Tuesday 4 February 2020, 1.00PM
Speaker(s): Dr Samuel Brockington, University of Cambridge
As sessile organisms, plants have exploited metabolic systems to produce a plethora of diverse specialised metabolites. Specialised metabolites are critical for survival in particular ecological niches and are often taxonomically restricted. In flowering plants, one remarkable example of a taxonomically restricted specialised metabolite occurs in the angiosperm order Caryophyllales. Here, an unusual class of metabolites known as betalain pigments can replace the otherwise ubiquitous anthocyanin pigments. In contrast to the phenylalanine‐derived anthocyanins, betalains are tyrosine‐derived pigments which contain the chromophore betalamic acid. The origin of betalain pigments within Caryophyllales and their mutual exclusion with anthocyanin pigments has been the subject of considerable research. In recent years, numerous discoveries, accelerated by ‐omic scale data, phylogenetics and synthetic biology, have shed light on the origin and evolution of the betalain biosynthetic pathway in Caryophyllales.

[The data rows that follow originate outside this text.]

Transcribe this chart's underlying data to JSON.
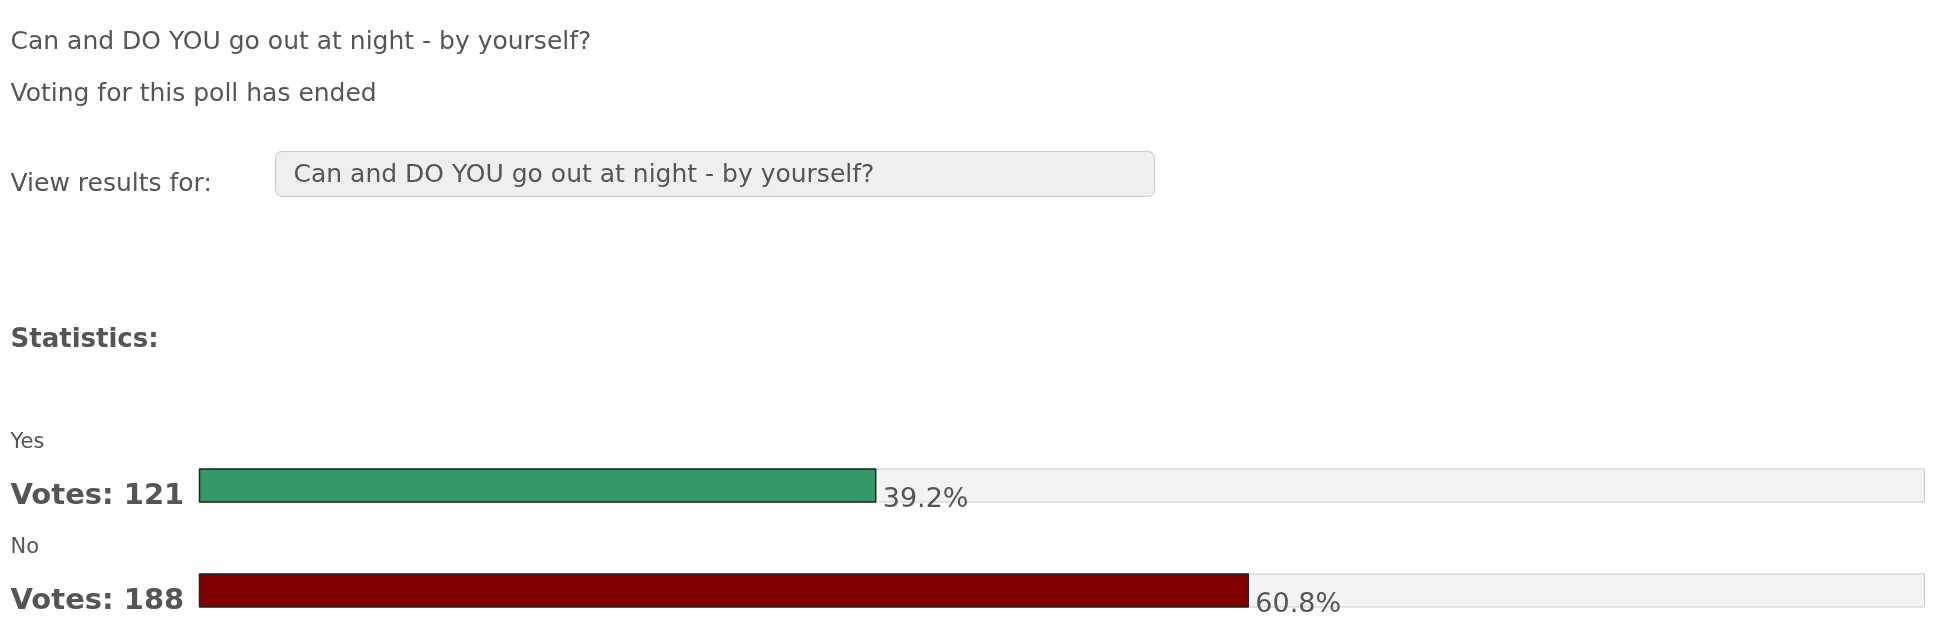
{
  "chart_data": {
    "type": "bar",
    "orientation": "horizontal",
    "title": "Can and DO YOU go out at night - by yourself?",
    "subtitle": "Voting for this poll has ended",
    "categories": [
      "Yes",
      "No"
    ],
    "values": [
      39.2,
      60.8
    ],
    "colors": [
      "#339966",
      "#800000"
    ],
    "value_labels": [
      "39.2%",
      "60.8%"
    ],
    "xlim": [
      0,
      100
    ],
    "tick_labels": false,
    "grid": false,
    "annotations": [
      "View results for:",
      "Can and DO YOU go out at night - by yourself?",
      "Statistics:",
      "Votes: 121",
      "Votes: 188"
    ]
  }
}
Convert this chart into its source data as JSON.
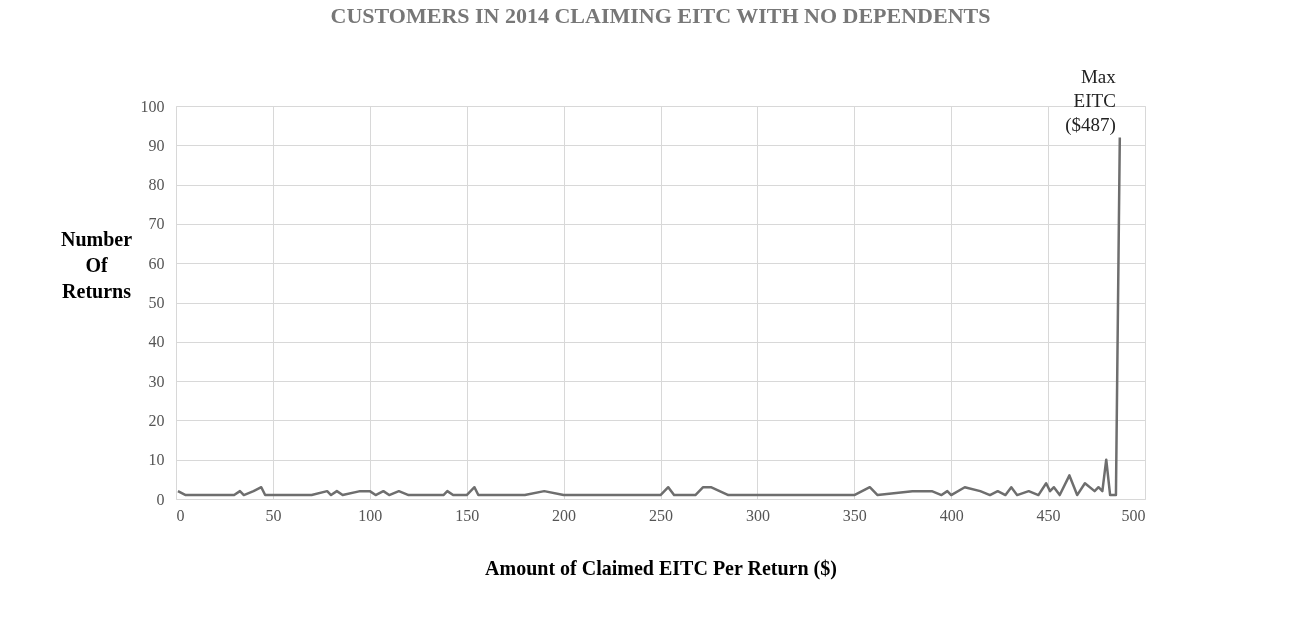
{
  "chart_data": {
    "type": "line",
    "title": "CUSTOMERS IN 2014 CLAIMING EITC WITH NO DEPENDENTS",
    "xlabel": "Amount of Claimed EITC Per Return ($)",
    "ylabel": "Number Of Returns",
    "x": [
      1,
      5,
      30,
      33,
      35,
      40,
      44,
      46,
      70,
      78,
      80,
      83,
      86,
      95,
      100,
      103,
      107,
      110,
      115,
      120,
      138,
      140,
      143,
      150,
      154,
      156,
      180,
      190,
      200,
      250,
      254,
      257,
      268,
      272,
      276,
      285,
      350,
      358,
      362,
      380,
      390,
      395,
      398,
      400,
      407,
      415,
      420,
      424,
      428,
      431,
      434,
      440,
      445,
      449,
      451,
      453,
      456,
      461,
      465,
      469,
      474,
      476,
      478,
      480,
      482,
      485,
      487
    ],
    "series": [
      {
        "color": "#6e6e6e",
        "values": [
          2,
          1,
          1,
          2,
          1,
          2,
          3,
          1,
          1,
          2,
          1,
          2,
          1,
          2,
          2,
          1,
          2,
          1,
          2,
          1,
          1,
          2,
          1,
          1,
          3,
          1,
          1,
          2,
          1,
          1,
          3,
          1,
          1,
          3,
          3,
          1,
          1,
          3,
          1,
          2,
          2,
          1,
          2,
          1,
          3,
          2,
          1,
          2,
          1,
          3,
          1,
          2,
          1,
          4,
          2,
          3,
          1,
          6,
          1,
          4,
          2,
          3,
          2,
          10,
          1,
          1,
          92
        ]
      }
    ],
    "xlim": [
      0,
      500
    ],
    "xticks": [
      0,
      50,
      100,
      150,
      200,
      250,
      300,
      350,
      400,
      450,
      500
    ],
    "ylim": [
      0,
      100
    ],
    "yticks": [
      0,
      10,
      20,
      30,
      40,
      50,
      60,
      70,
      80,
      90,
      100
    ],
    "grid": true,
    "line_style": "solid",
    "marker": "none",
    "annotations": [
      {
        "text": "Max EITC ($487)",
        "x": 487,
        "y": 92
      }
    ]
  }
}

These advances include the elucidation of novel biosynthetic steps in the betalain pathway, identification of co-opted transcriptional regulators for betalain synthesis, and the resolution of the molecular evolution within key biosynthetic genes. In this talk I will outline how we have used comparative phylotransciptomic approaches: 1) to resolve the emergence of novel biosynthetic pathways including the convergent origin of the betalain biosynthetis pathway; 2) to pinpoint wholesale shifts in aromatic amino-acid usage as a evolutionary foundation for metabolic innovation, and 3) to highlight a role for operonic-like structures in the regulation of the betalain pathway in Caryophyllales.